> These "big idea languages" tend to assert a kind of "programming ideology" over reality, and tend to, in my opinion, distance you from the thing you are trying to do, often, they claim, "for your own good" ... "You want to give HOW many objects a mutable reference to this value?" complains the Rust compiler. "Are you insane? You are a Rustacean, you don't do that kind of thing!"
I agree with the spirit of this line of thought: in general I favor pragmatism over zealotry, and I think it should be up to the programmer to determine how a tool should be used, not the tool itself.
However when we talk about something like the safety constraints imposed by Rust, it's more about citizenship than it is about the compiler being overly opinionated. By baking those constraints into the language, I can have confidence when I use third party code that it reaches at least some standard in terms of memory safety and thread safety. Much in the same way as a strict type system, those constraints free me up to not have to think about certain types of issues.
If I am writing code which only I will consume, I'm also free to use escape hatches to sidestep these constraints when I know they're not relevant.
I've written tens of thousands of lines of Rust by now, and I'm still not convinced the Rust model is the right one in terms of achieving its goals, but I think the approach is "reality based" with respect to avoiding some of the problems which can occur while developing software in collaboration with others.
In my view it's very pragmatic to leave dealing with ownership to the compiler. It's something that you have to deal with in any language (even if you have a GC) if you want to write correct code, but it's not something most programmers truly prioritize most of the time. Even those who do think about ownership can't get it right 100% of the time because they're human and get tired. Keeping track of any kind of state is a constant drain on mental resources.
Therefore, having the compiler deal with ownership correctly most of the time and maybe get in my way a bit some of the time when it's actually wrong (most of the time it isn't) is a tradeoff I'm happy to make.
For languages that have explicit memory management and concurrency (e.g. Rust) having compiler tracking of ownership, or equivalent, is an absolute necessity in the modern world.
But I'd argue most languages don't need ownership. GC is fine. Most of the problems we deal with in commercial software development are succinctly expressed in GC'd languages, and the benefit of using a language that explicitly tracks ownership is greater performance from being able to be closer to the metal.
You need ownership tracking even in languages with GC because you will be dealing with resources that are more than just memory, and with those GC isn't really enough. A GC alone doesn't really help you deal with concurrent access, either. If you don't have a borrow checker, you will be essentially doing the same work manually as you're reading and writing code.
Rust's ownership tracking is not only about memory safety. It can also help you with other kinds of resources whose ownership you can encode using the type system.

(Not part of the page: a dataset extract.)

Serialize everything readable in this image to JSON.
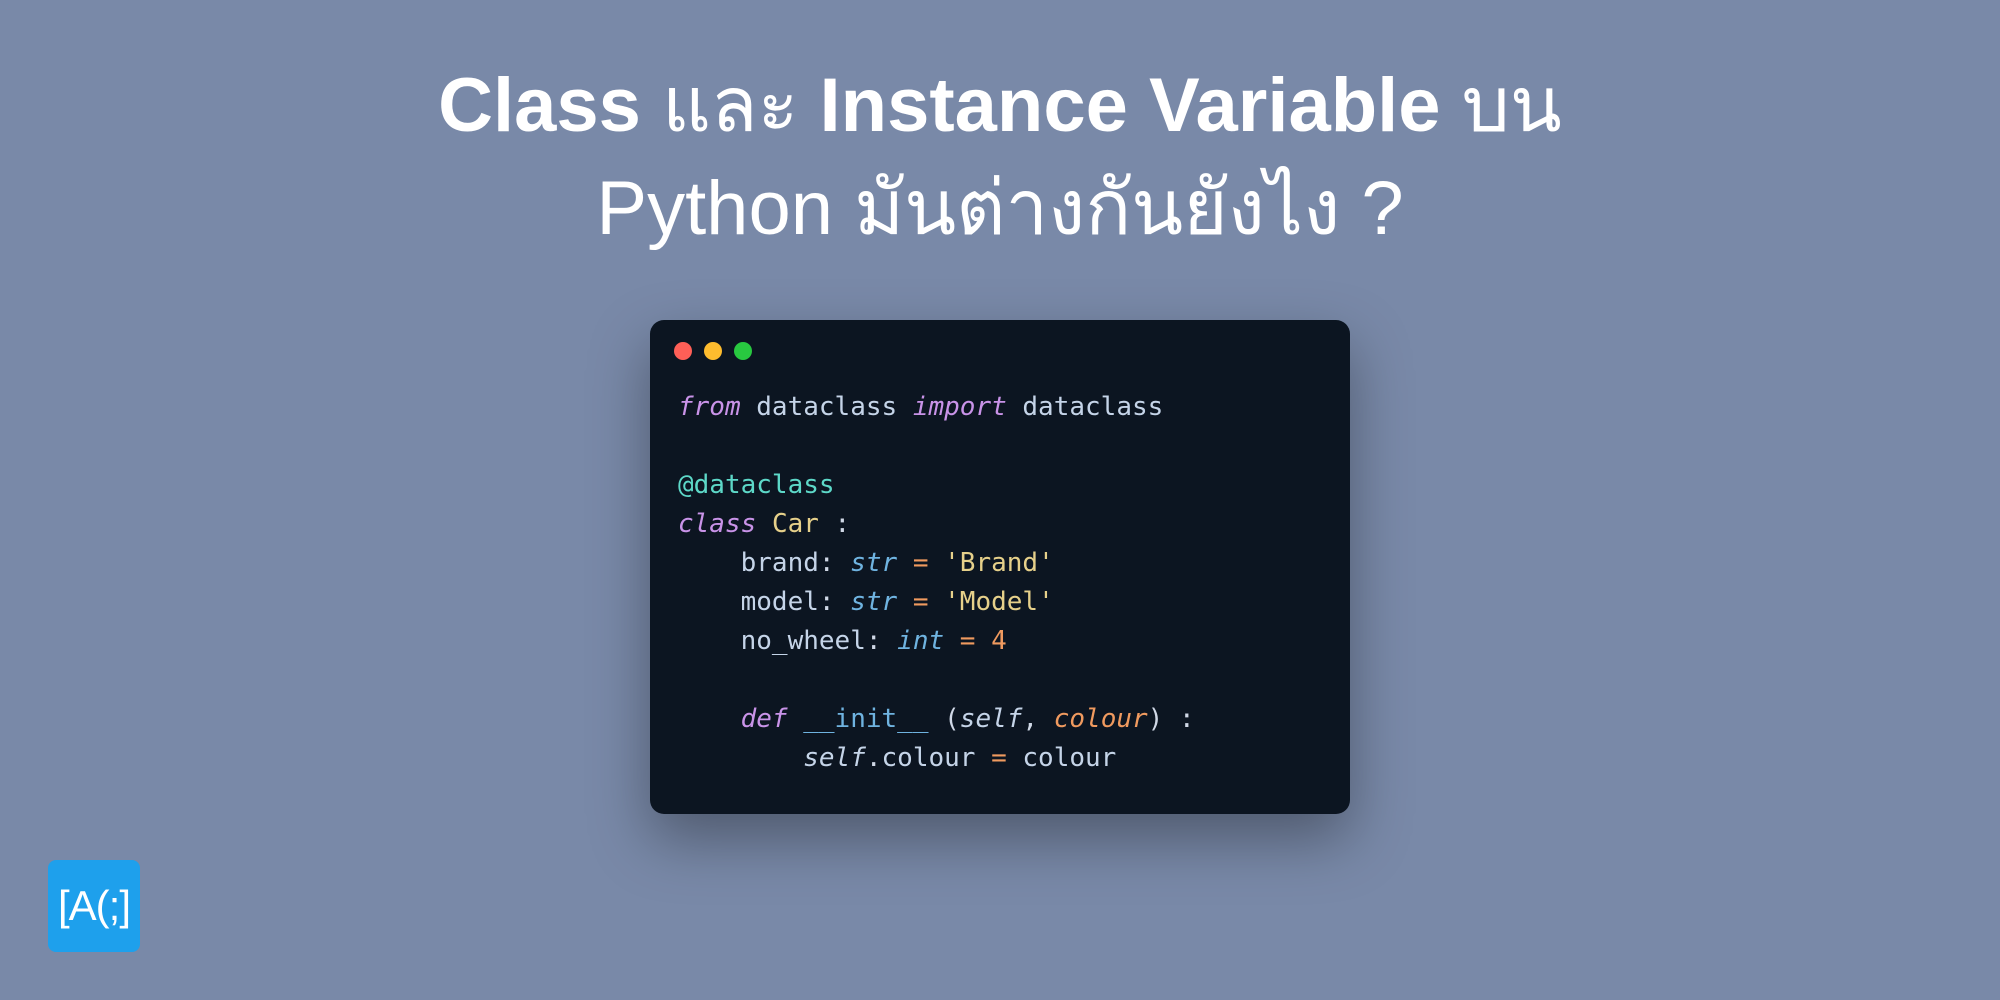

Yes indeed, I'd like it if other languages had ownership and borrowing. Hell, I'd like it if a language could actually achieve linear types without holes or being completely unusable.
They could allow more relaxed GC'd normal types, whether default or opt-in, but affine and linear typing are genuinely useful properties fo reasoning about code, from both correctness and performance perspectives.
One needs to look no further than the string slicing problem for that to be clear. It's not an issue in Rust, but in every GC'd language you have to pick between:
1. eagerly copying the slice, which incurs additional often unnecessary CPU and memory costs, but avoids
2. every substring operation which isn't defensively copied being a potential memory leak as you're slicing 3 characters off of a 5MB string on every HTTP request and storing that in a global map, which turns out to store the entire 5MB string you got it from
Or some even more complicated magic where you only perform the copy if the substring escapes, at which point your performance and memory characteristics become wildly unstable and the mere act of extracting a function can bring the entire system to its knees.
I'm working on this: https://github.com/austral/austral/
The idea is to start with a simple, easily understood linear type system and then add borrowing, but without going too far in the direction where the type checker becomes a tower of heuristics and conveniences so that programmers can write normal-seeming code which magically typechecks.
So you can learn how to write linear code from reading a set of linearity rules, rather than from trial-and-error against the linearity checker.